In a desktop machine
or ordinary supercomputer, Hendrickson said, high performance can only be
achieved if the memory hierarchy is successful at getting data to the processor
fast enough. But for many important applications, this isn’t possible and so
processors idle most of the time. Said another way, traditional machines try to
avoid latency (waiting for data) though the use of complex memory hierarchies.
The XMT doesn’t avoid
latency; instead, it embraces it.

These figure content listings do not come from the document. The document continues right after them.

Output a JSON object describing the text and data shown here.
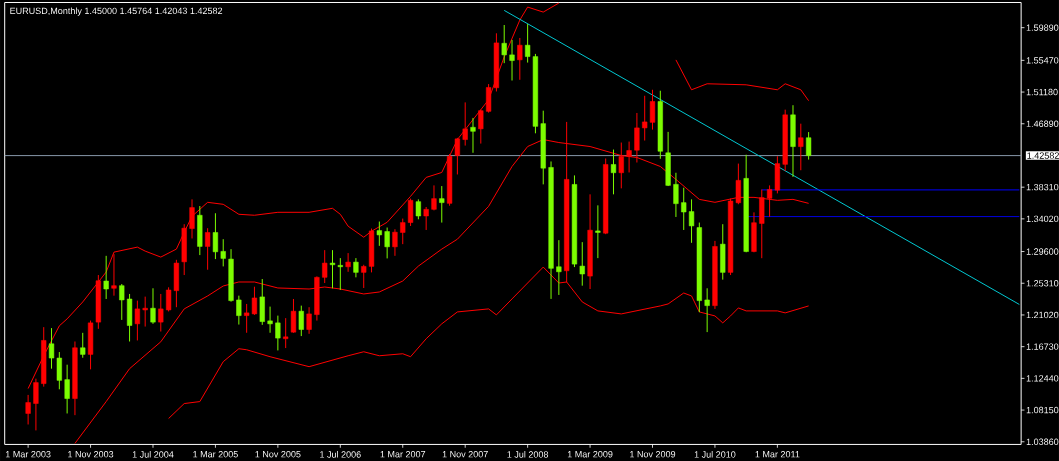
{
  "chart_data": {
    "type": "candlestick",
    "title": "EURUSD,Monthly  1.45000 1.45764 1.42043 1.42582",
    "x": [
      "2003-03",
      "2003-04",
      "2003-05",
      "2003-06",
      "2003-07",
      "2003-08",
      "2003-09",
      "2003-10",
      "2003-11",
      "2003-12",
      "2004-01",
      "2004-02",
      "2004-03",
      "2004-04",
      "2004-05",
      "2004-06",
      "2004-07",
      "2004-08",
      "2004-09",
      "2004-10",
      "2004-11",
      "2004-12",
      "2005-01",
      "2005-02",
      "2005-03",
      "2005-04",
      "2005-05",
      "2005-06",
      "2005-07",
      "2005-08",
      "2005-09",
      "2005-10",
      "2005-11",
      "2005-12",
      "2006-01",
      "2006-02",
      "2006-03",
      "2006-04",
      "2006-05",
      "2006-06",
      "2006-07",
      "2006-08",
      "2006-09",
      "2006-10",
      "2006-11",
      "2006-12",
      "2007-01",
      "2007-02",
      "2007-03",
      "2007-04",
      "2007-05",
      "2007-06",
      "2007-07",
      "2007-08",
      "2007-09",
      "2007-10",
      "2007-11",
      "2007-12",
      "2008-01",
      "2008-02",
      "2008-03",
      "2008-04",
      "2008-05",
      "2008-06",
      "2008-07",
      "2008-08",
      "2008-09",
      "2008-10",
      "2008-11",
      "2008-12",
      "2009-01",
      "2009-02",
      "2009-03",
      "2009-04",
      "2009-05",
      "2009-06",
      "2009-07",
      "2009-08",
      "2009-09",
      "2009-10",
      "2009-11",
      "2009-12",
      "2010-01",
      "2010-02",
      "2010-03",
      "2010-04",
      "2010-05",
      "2010-06",
      "2010-07",
      "2010-08",
      "2010-09",
      "2010-10",
      "2010-11",
      "2010-12",
      "2011-01",
      "2011-02",
      "2011-03",
      "2011-04",
      "2011-05",
      "2011-06",
      "2011-07"
    ],
    "ohlc": [
      [
        1.0769,
        1.102,
        1.062,
        1.0917
      ],
      [
        1.0904,
        1.124,
        1.054,
        1.1187
      ],
      [
        1.1173,
        1.1937,
        1.1132,
        1.1757
      ],
      [
        1.1712,
        1.1924,
        1.1375,
        1.1519
      ],
      [
        1.1519,
        1.16,
        1.1096,
        1.1217
      ],
      [
        1.1227,
        1.1429,
        1.0769,
        1.0971
      ],
      [
        1.0971,
        1.1743,
        1.0746,
        1.1658
      ],
      [
        1.1658,
        1.186,
        1.1523,
        1.1568
      ],
      [
        1.1568,
        1.2026,
        1.1366,
        1.1995
      ],
      [
        1.2005,
        1.2642,
        1.1914,
        1.2565
      ],
      [
        1.2561,
        1.2902,
        1.2318,
        1.2453
      ],
      [
        1.2463,
        1.2925,
        1.2363,
        1.2498
      ],
      [
        1.2498,
        1.2521,
        1.2035,
        1.2305
      ],
      [
        1.2318,
        1.2386,
        1.1743,
        1.1959
      ],
      [
        1.1982,
        1.2296,
        1.1757,
        1.2184
      ],
      [
        1.217,
        1.235,
        1.1945,
        1.2193
      ],
      [
        1.2193,
        1.2463,
        1.1982,
        1.2005
      ],
      [
        1.2005,
        1.2386,
        1.1878,
        1.2184
      ],
      [
        1.217,
        1.2476,
        1.215,
        1.244
      ],
      [
        1.2431,
        1.2848,
        1.2207,
        1.2804
      ],
      [
        1.2821,
        1.333,
        1.2642,
        1.3276
      ],
      [
        1.3271,
        1.3666,
        1.3137,
        1.3555
      ],
      [
        1.3451,
        1.3576,
        1.2912,
        1.3029
      ],
      [
        1.3029,
        1.3276,
        1.2714,
        1.3218
      ],
      [
        1.3218,
        1.3478,
        1.2858,
        1.2956
      ],
      [
        1.2962,
        1.3127,
        1.2759,
        1.2867
      ],
      [
        1.2858,
        1.2992,
        1.2282,
        1.2296
      ],
      [
        1.2305,
        1.2363,
        1.1972,
        1.2093
      ],
      [
        1.2093,
        1.2251,
        1.1861,
        1.213
      ],
      [
        1.2116,
        1.2484,
        1.2103,
        1.2332
      ],
      [
        1.2346,
        1.2588,
        1.1968,
        1.2012
      ],
      [
        1.2022,
        1.2215,
        1.1861,
        1.1982
      ],
      [
        1.1995,
        1.2093,
        1.1622,
        1.1789
      ],
      [
        1.178,
        1.2059,
        1.1654,
        1.1806
      ],
      [
        1.1869,
        1.2318,
        1.1861,
        1.2153
      ],
      [
        1.2153,
        1.2228,
        1.1816,
        1.1905
      ],
      [
        1.1905,
        1.2207,
        1.1847,
        1.2116
      ],
      [
        1.2107,
        1.2624,
        1.2026,
        1.2611
      ],
      [
        1.2611,
        1.2979,
        1.2534,
        1.2804
      ],
      [
        1.2804,
        1.2979,
        1.2463,
        1.2781
      ],
      [
        1.2773,
        1.2871,
        1.244,
        1.2754
      ],
      [
        1.2754,
        1.2939,
        1.2686,
        1.2817
      ],
      [
        1.2817,
        1.2871,
        1.2611,
        1.2678
      ],
      [
        1.2678,
        1.2781,
        1.2467,
        1.2759
      ],
      [
        1.2759,
        1.3271,
        1.2678,
        1.3239
      ],
      [
        1.3244,
        1.3366,
        1.3037,
        1.3185
      ],
      [
        1.3231,
        1.3285,
        1.2867,
        1.3024
      ],
      [
        1.3024,
        1.3262,
        1.2902,
        1.3222
      ],
      [
        1.3218,
        1.3406,
        1.306,
        1.3352
      ],
      [
        1.3352,
        1.3676,
        1.3306,
        1.3653
      ],
      [
        1.3635,
        1.3666,
        1.3396,
        1.3441
      ],
      [
        1.3441,
        1.3563,
        1.3252,
        1.3531
      ],
      [
        1.3531,
        1.3855,
        1.3517,
        1.3676
      ],
      [
        1.3676,
        1.3846,
        1.3352,
        1.3622
      ],
      [
        1.3612,
        1.428,
        1.358,
        1.425
      ],
      [
        1.4259,
        1.4498,
        1.4003,
        1.4485
      ],
      [
        1.4475,
        1.4978,
        1.4394,
        1.462
      ],
      [
        1.4641,
        1.4768,
        1.4296,
        1.4587
      ],
      [
        1.462,
        1.488,
        1.4421,
        1.4866
      ],
      [
        1.4857,
        1.5226,
        1.484,
        1.518
      ],
      [
        1.5176,
        1.5913,
        1.5126,
        1.5783
      ],
      [
        1.5778,
        1.6025,
        1.5509,
        1.5621
      ],
      [
        1.5621,
        1.5823,
        1.5274,
        1.5544
      ],
      [
        1.5554,
        1.585,
        1.5284,
        1.5752
      ],
      [
        1.5752,
        1.6038,
        1.5517,
        1.5598
      ],
      [
        1.5598,
        1.5634,
        1.456,
        1.4654
      ],
      [
        1.4691,
        1.4866,
        1.3869,
        1.4088
      ],
      [
        1.4098,
        1.4179,
        1.2319,
        1.2733
      ],
      [
        1.2754,
        1.3114,
        1.2373,
        1.2686
      ],
      [
        1.27,
        1.4714,
        1.2544,
        1.3936
      ],
      [
        1.3868,
        1.399,
        1.275,
        1.279
      ],
      [
        1.2763,
        1.3087,
        1.2498,
        1.2656
      ],
      [
        1.2628,
        1.3734,
        1.2453,
        1.3249
      ],
      [
        1.3239,
        1.3585,
        1.2871,
        1.3218
      ],
      [
        1.3208,
        1.4219,
        1.3195,
        1.4138
      ],
      [
        1.4138,
        1.434,
        1.3734,
        1.4026
      ],
      [
        1.4026,
        1.4435,
        1.3815,
        1.4246
      ],
      [
        1.4246,
        1.4448,
        1.403,
        1.4327
      ],
      [
        1.4331,
        1.4835,
        1.4165,
        1.4633
      ],
      [
        1.4633,
        1.5068,
        1.4462,
        1.4714
      ],
      [
        1.4708,
        1.5149,
        1.461,
        1.4991
      ],
      [
        1.4991,
        1.5136,
        1.4215,
        1.4317
      ],
      [
        1.4296,
        1.4579,
        1.3846,
        1.3855
      ],
      [
        1.3869,
        1.4026,
        1.3428,
        1.3608
      ],
      [
        1.3622,
        1.3824,
        1.3252,
        1.3495
      ],
      [
        1.3501,
        1.3666,
        1.3078,
        1.3307
      ],
      [
        1.3285,
        1.3352,
        1.214,
        1.2296
      ],
      [
        1.2305,
        1.2463,
        1.187,
        1.2228
      ],
      [
        1.2228,
        1.3104,
        1.2184,
        1.3029
      ],
      [
        1.306,
        1.333,
        1.258,
        1.2678
      ],
      [
        1.2678,
        1.3676,
        1.2642,
        1.3644
      ],
      [
        1.362,
        1.415,
        1.36,
        1.3923
      ],
      [
        1.395,
        1.427,
        1.295,
        1.296
      ],
      [
        1.296,
        1.349,
        1.295,
        1.335
      ],
      [
        1.334,
        1.38,
        1.287,
        1.369
      ],
      [
        1.368,
        1.3855,
        1.343,
        1.38
      ],
      [
        1.379,
        1.425,
        1.3747,
        1.415
      ],
      [
        1.414,
        1.488,
        1.405,
        1.481
      ],
      [
        1.481,
        1.494,
        1.397,
        1.438
      ],
      [
        1.438,
        1.469,
        1.406,
        1.45
      ],
      [
        1.45,
        1.45764,
        1.42043,
        1.42582
      ]
    ],
    "colors": [
      "#ff0000",
      "#ff0000",
      "#ff0000",
      "#7cfc00",
      "#7cfc00",
      "#7cfc00",
      "#ff0000",
      "#7cfc00",
      "#ff0000",
      "#ff0000",
      "#7cfc00",
      "#ff0000",
      "#7cfc00",
      "#7cfc00",
      "#ff0000",
      "#ff0000",
      "#7cfc00",
      "#ff0000",
      "#ff0000",
      "#ff0000",
      "#ff0000",
      "#ff0000",
      "#7cfc00",
      "#ff0000",
      "#7cfc00",
      "#7cfc00",
      "#7cfc00",
      "#7cfc00",
      "#ff0000",
      "#ff0000",
      "#7cfc00",
      "#7cfc00",
      "#7cfc00",
      "#ff0000",
      "#ff0000",
      "#7cfc00",
      "#ff0000",
      "#ff0000",
      "#ff0000",
      "#7cfc00",
      "#7cfc00",
      "#ff0000",
      "#7cfc00",
      "#ff0000",
      "#ff0000",
      "#7cfc00",
      "#7cfc00",
      "#ff0000",
      "#ff0000",
      "#ff0000",
      "#7cfc00",
      "#ff0000",
      "#ff0000",
      "#7cfc00",
      "#ff0000",
      "#ff0000",
      "#ff0000",
      "#7cfc00",
      "#ff0000",
      "#ff0000",
      "#ff0000",
      "#7cfc00",
      "#7cfc00",
      "#ff0000",
      "#7cfc00",
      "#7cfc00",
      "#7cfc00",
      "#7cfc00",
      "#7cfc00",
      "#ff0000",
      "#7cfc00",
      "#7cfc00",
      "#ff0000",
      "#7cfc00",
      "#ff0000",
      "#7cfc00",
      "#ff0000",
      "#ff0000",
      "#ff0000",
      "#ff0000",
      "#ff0000",
      "#7cfc00",
      "#7cfc00",
      "#7cfc00",
      "#7cfc00",
      "#7cfc00",
      "#7cfc00",
      "#7cfc00",
      "#ff0000",
      "#7cfc00",
      "#ff0000",
      "#ff0000",
      "#7cfc00",
      "#ff0000",
      "#ff0000",
      "#ff0000",
      "#ff0000",
      "#ff0000",
      "#7cfc00",
      "#ff0000",
      "#7cfc00"
    ],
    "series": [
      {
        "type": "line",
        "color": "#ff0000",
        "x": [
          "2003-03",
          "2003-05",
          "2003-07",
          "2003-08",
          "2003-10",
          "2003-11",
          "2004-01",
          "2004-02",
          "2004-05",
          "2004-06",
          "2004-08",
          "2004-10",
          "2004-11",
          "2004-12",
          "2005-02",
          "2005-04",
          "2005-06",
          "2005-08",
          "2005-11",
          "2006-03",
          "2006-06",
          "2006-07",
          "2006-08",
          "2006-10",
          "2006-11",
          "2007-01",
          "2007-04",
          "2007-06",
          "2007-08",
          "2007-10",
          "2008-02",
          "2008-04",
          "2008-06",
          "2008-07",
          "2008-09",
          "2008-11",
          "2008-12",
          "2010-02",
          "2010-04",
          "2010-06",
          "2010-11",
          "2011-03",
          "2011-04",
          "2011-06",
          "2011-07"
        ],
        "values": [
          1.1106,
          1.155,
          1.1955,
          1.2049,
          1.2278,
          1.2413,
          1.2683,
          1.2952,
          1.302,
          1.2966,
          1.2885,
          1.2993,
          1.3222,
          1.3437,
          1.3626,
          1.3599,
          1.3464,
          1.3451,
          1.3491,
          1.3491,
          1.3545,
          1.3464,
          1.3303,
          1.3154,
          1.3235,
          1.3356,
          1.3707,
          1.3963,
          1.403,
          1.4475,
          1.5014,
          1.5594,
          1.6092,
          1.6268,
          1.62,
          1.6322,
          null,
          1.5553,
          1.5149,
          1.523,
          1.5216,
          1.5149,
          1.523,
          1.5149,
          1.5001
        ]
      },
      {
        "type": "line",
        "color": "#ff0000",
        "x": [
          "2003-09",
          "2004-01",
          "2004-04",
          "2004-08",
          "2004-11",
          "2005-02",
          "2005-04",
          "2005-06",
          "2005-08",
          "2005-11",
          "2006-03",
          "2006-05",
          "2006-07",
          "2006-10",
          "2006-12",
          "2007-03",
          "2007-05",
          "2007-08",
          "2007-10",
          "2008-02",
          "2008-05",
          "2008-07",
          "2008-09",
          "2008-11",
          "2009-03",
          "2009-07",
          "2009-09",
          "2009-12",
          "2010-02",
          "2010-05",
          "2010-07",
          "2010-10",
          "2010-12",
          "2011-03",
          "2011-05",
          "2011-07"
        ],
        "values": [
          1.0364,
          1.093,
          1.1375,
          1.1739,
          1.2184,
          1.2359,
          1.2494,
          1.2548,
          1.2548,
          1.2467,
          1.2453,
          1.248,
          1.2453,
          1.2386,
          1.2413,
          1.2561,
          1.2763,
          1.2993,
          1.3127,
          1.3572,
          1.4111,
          1.4381,
          1.4475,
          1.4435,
          1.4381,
          1.4259,
          1.4233,
          1.4111,
          1.3936,
          1.3666,
          1.3626,
          1.3693,
          1.3693,
          1.3653,
          1.3666,
          1.3612
        ]
      },
      {
        "type": "line",
        "color": "#ff0000",
        "x": [
          "2004-09",
          "2004-11",
          "2005-01",
          "2005-04",
          "2005-06",
          "2005-07",
          "2005-10",
          "2006-03",
          "2006-08",
          "2006-10",
          "2006-12",
          "2007-03",
          "2007-04",
          "2007-06",
          "2007-08",
          "2007-10",
          "2008-02",
          "2008-03",
          "2008-05",
          "2008-09",
          "2008-11",
          "2008-12",
          "2009-02",
          "2009-04",
          "2009-07",
          "2009-12",
          "2010-01",
          "2010-03",
          "2010-04",
          "2010-05",
          "2010-07",
          "2010-08",
          "2010-09",
          "2010-10",
          "2010-11",
          "2011-03",
          "2011-04",
          "2011-07"
        ],
        "values": [
          1.0701,
          1.0903,
          1.093,
          1.147,
          1.1645,
          1.1631,
          1.1537,
          1.1402,
          1.155,
          1.1604,
          1.155,
          1.1577,
          1.1537,
          1.178,
          1.1982,
          1.2143,
          1.2184,
          1.2103,
          1.2319,
          1.275,
          1.2534,
          1.2548,
          1.2278,
          1.2157,
          1.2116,
          1.2224,
          1.2251,
          1.2399,
          1.2359,
          1.2143,
          1.2089,
          1.1995,
          1.2089,
          1.2197,
          1.2157,
          1.2157,
          1.213,
          1.2224
        ]
      },
      {
        "type": "line",
        "color": "#00c8d2",
        "x": [
          "2008-04",
          "2013-10"
        ],
        "values": [
          1.6223,
          1.2244
        ]
      },
      {
        "type": "line",
        "color": "#0000ff",
        "x": [
          "2011-01",
          "2013-10"
        ],
        "values": [
          1.3794,
          1.3794
        ]
      },
      {
        "type": "line",
        "color": "#0000e0",
        "x": [
          "2010-11",
          "2013-10"
        ],
        "values": [
          1.3433,
          1.3433
        ]
      }
    ],
    "ref_lines": [
      {
        "axis": "y",
        "value": 1.42582,
        "label": "1.42582",
        "color": "#8899aa"
      }
    ],
    "xlim": [
      "2002-12-01",
      "2013-10-08"
    ],
    "ylim": [
      1.035,
      1.633
    ],
    "xticks": [
      {
        "value": "2003-03",
        "label": "1 Mar 2003"
      },
      {
        "value": "2003-11",
        "label": "1 Nov 2003"
      },
      {
        "value": "2004-07",
        "label": "1 Jul 2004"
      },
      {
        "value": "2005-03",
        "label": "1 Mar 2005"
      },
      {
        "value": "2005-11",
        "label": "1 Nov 2005"
      },
      {
        "value": "2006-07",
        "label": "1 Jul 2006"
      },
      {
        "value": "2007-03",
        "label": "1 Mar 2007"
      },
      {
        "value": "2007-11",
        "label": "1 Nov 2007"
      },
      {
        "value": "2008-07",
        "label": "1 Jul 2008"
      },
      {
        "value": "2009-03",
        "label": "1 Mar 2009"
      },
      {
        "value": "2009-11",
        "label": "1 Nov 2009"
      },
      {
        "value": "2010-07",
        "label": "1 Jul 2010"
      },
      {
        "value": "2011-03",
        "label": "1 Mar 2011"
      }
    ],
    "yticks": [
      {
        "value": 1.5989,
        "label": "1.59890"
      },
      {
        "value": 1.5547,
        "label": "1.55470"
      },
      {
        "value": 1.5118,
        "label": "1.51180"
      },
      {
        "value": 1.4689,
        "label": "1.46890"
      },
      {
        "value": 1.3831,
        "label": "1.38310"
      },
      {
        "value": 1.3402,
        "label": "1.34020"
      },
      {
        "value": 1.296,
        "label": "1.29600"
      },
      {
        "value": 1.2531,
        "label": "1.25310"
      },
      {
        "value": 1.2102,
        "label": "1.21020"
      },
      {
        "value": 1.1673,
        "label": "1.16730"
      },
      {
        "value": 1.1244,
        "label": "1.12440"
      },
      {
        "value": 1.0815,
        "label": "1.08150"
      },
      {
        "value": 1.0386,
        "label": "1.03860"
      }
    ]
  }
}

By supporting many fine-grained snippets of a
program called “threads,” the processor switches to a new thread when memory
access would otherwise make it have to wait for data.
“Traditional machines
are pretty good for many science applications, but the XMT’s latency tolerance
is a superior approach for lots of complex data applications,” Hendrickson
says. “For example, following a chain of data links to draw some inference
totally trashes memory locality because the data may be anywhere.” More
broadly, he says, the XMT supports programs very good at working with large
data collections that can be represented as graphs.
Such computations
appear in biology, law enforcement, business intelligence, and in various
national security applications. Instead of a single answer, results are often
best viewed as graphs.
Sandia and other labs
have already built software to run graph algorithms, though “the software is
still pretty immature,” Hendrickson said. “That’s one reason for the institute.
As semantic database technology grows in popularity, these kinds of
applications may become the norm.”
Among its other
virtues, the XMT saves power because it runs at slower clock speeds. This
normally bad thing is good here because rapid computation is not the goal but
rather the accurate laying-out of data points.
SILKS’ primary
objectives, as described in the CRADA, are to accelerate the development of
high-performance computing, overcome barriers to implementation, and apply new
technologies to enable discovery and innovation in science, engineering, and
for homeland security.
The CRADA’s main
technical categories include software, hardware, services, outreach, education,
and training. University students and faculty, as well as scientists and
engineers from industry and government, are expected to be invited to take part
in and benefit from the institute’s research.